Pharmagene says profitability is a realistic objective

Pharmagene has reported a near-doubling in turnover in the first half of this year, on the back of strong growth in its drug discovery services division.

The UK's Pharmagene today reported a near-doubling in turnover in the first half of this year, on the back of strong growth in its drug discovery services division which the firm says ratifies its decision to pursue fewer, higher-value deals.

Company chairman David Lee said that profitability for Pharmagene's services division is a realistic though challenging objective, given the current "background of cautious pharmaceutical company spending."

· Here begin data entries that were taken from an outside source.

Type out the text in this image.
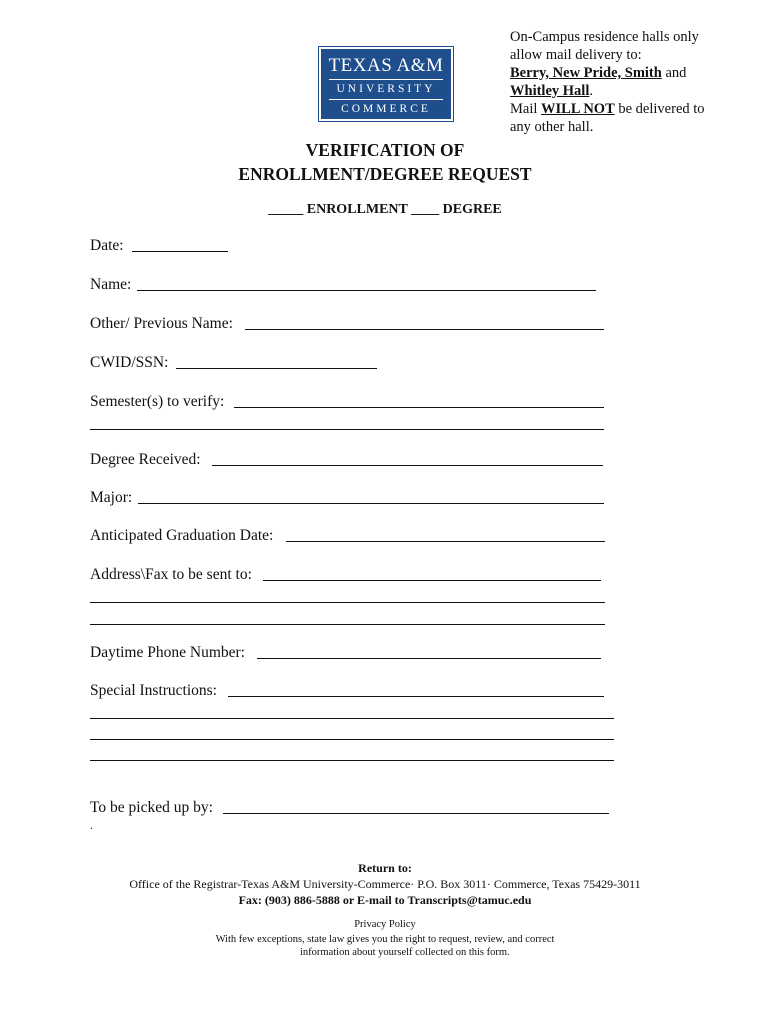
TEXAS A&M
UNIVERSITY
COMMERCE
On-Campus residence halls only
allow mail delivery to:
Berry, New Pride, Smith and
Whitley Hall.
Mail WILL NOT be delivered to
any other hall.
VERIFICATION OF
ENROLLMENT/DEGREE REQUEST
_____ ENROLLMENT ____ DEGREE
Date:
Name:
Other/ Previous Name:
CWID/SSN:
Semester(s) to verify:
Degree Received:
Major:
Anticipated Graduation Date:
Address\Fax to be sent to:
Daytime Phone Number:
Special Instructions:
To be picked up by:
.
Return to:
Office of the Registrar-Texas A&M University-Commerce· P.O. Box 3011· Commerce, Texas 75429-3011
Fax: (903) 886-5888 or E-mail to Transcripts@tamuc.edu
Privacy Policy
With few exceptions, state law gives you the right to request, review, and correct
information about yourself collected on this form.
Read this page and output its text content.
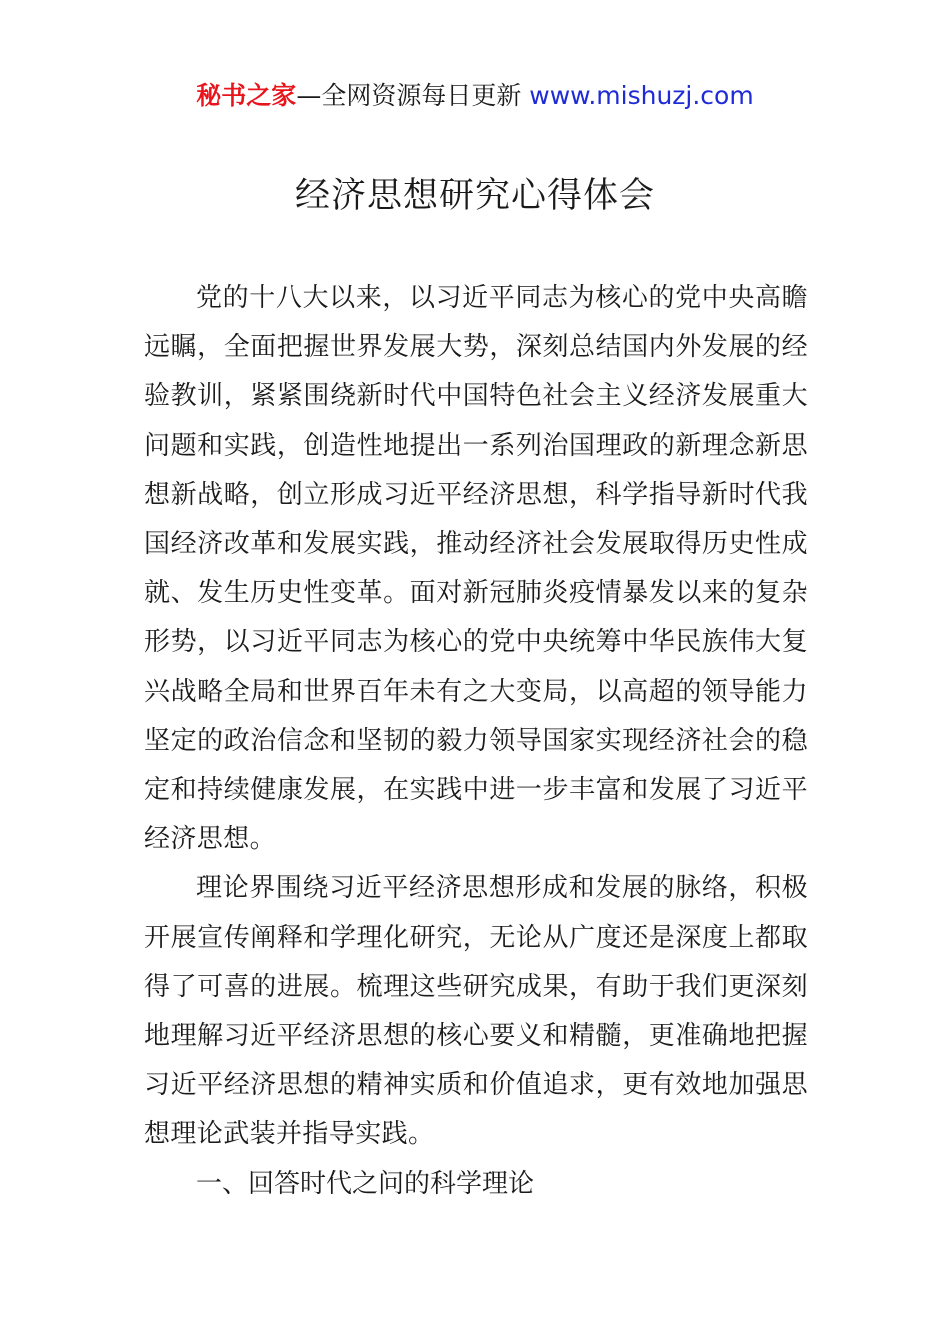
秘书之家—全网资源每日更新 www.mishuzj.com
经济思想研究心得体会

党的十八大以来，以习近平同志为核心的党中央高瞻远瞩，全面把握世界发展大势，深刻总结国内外发展的经验教训，紧紧围绕新时代中国特色社会主义经济发展重大问题和实践，创造性地提出一系列治国理政的新理念新思想新战略，创立形成习近平经济思想，科学指导新时代我国经济改革和发展实践，推动经济社会发展取得历史性成就、发生历史性变革。面对新冠肺炎疫情暴发以来的复杂形势，以习近平同志为核心的党中央统筹中华民族伟大复兴战略全局和世界百年未有之大变局，以高超的领导能力坚定的政治信念和坚韧的毅力领导国家实现经济社会的稳定和持续健康发展，在实践中进一步丰富和发展了习近平经济思想。

理论界围绕习近平经济思想形成和发展的脉络，积极开展宣传阐释和学理化研究，无论从广度还是深度上都取得了可喜的进展。梳理这些研究成果，有助于我们更深刻地理解习近平经济思想的核心要义和精髓，更准确地把握习近平经济思想的精神实质和价值追求，更有效地加强思想理论武装并指导实践。

一、回答时代之问的科学理论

Pharmagene's revenues rose 96 per cent to £2.3 million (€3.3m) in the half, on the back of a series of new deals for the company's drug discovery products, TargetEvaluator (a human gene expression database in diseased and non-diseased human tissues) and Phase ZERO (a lead identification and optimisation tool). The company has also improved gross margins to 56 per cent from 46 per cent, mainly due to operational efficiencies within the TargetEvaluator product area.

Pharmagene has two large-scale TargetEvaluator deals, with Bristol-Myers Squibb and Schering-Plough Research Institute, and added four smaller clients in the first half, and signed up an additional 10 customers for its Phase ZERO service.

Operating expenses increased to £6.1 million from £5.6 million in the first half of 2002, mainly reflecting planned increases in R&D costs relating to Pharmagene's three lead therapeutic programmes, while the net loss stayed stable at £4.4 million.

PGN0052, an inhaled treatment for cystic fibrosis, has completed a Phase I study, while PGN1091 (formerly R1) for irritable bowel syndrome completed lead optimisation and entered preclinical development on schedule. R4 for migraine remains on schedule to complete lead optimisation in the third quarter of this year.At the end of the half, Pharmagene had £21.2 million in cash and short-term investments.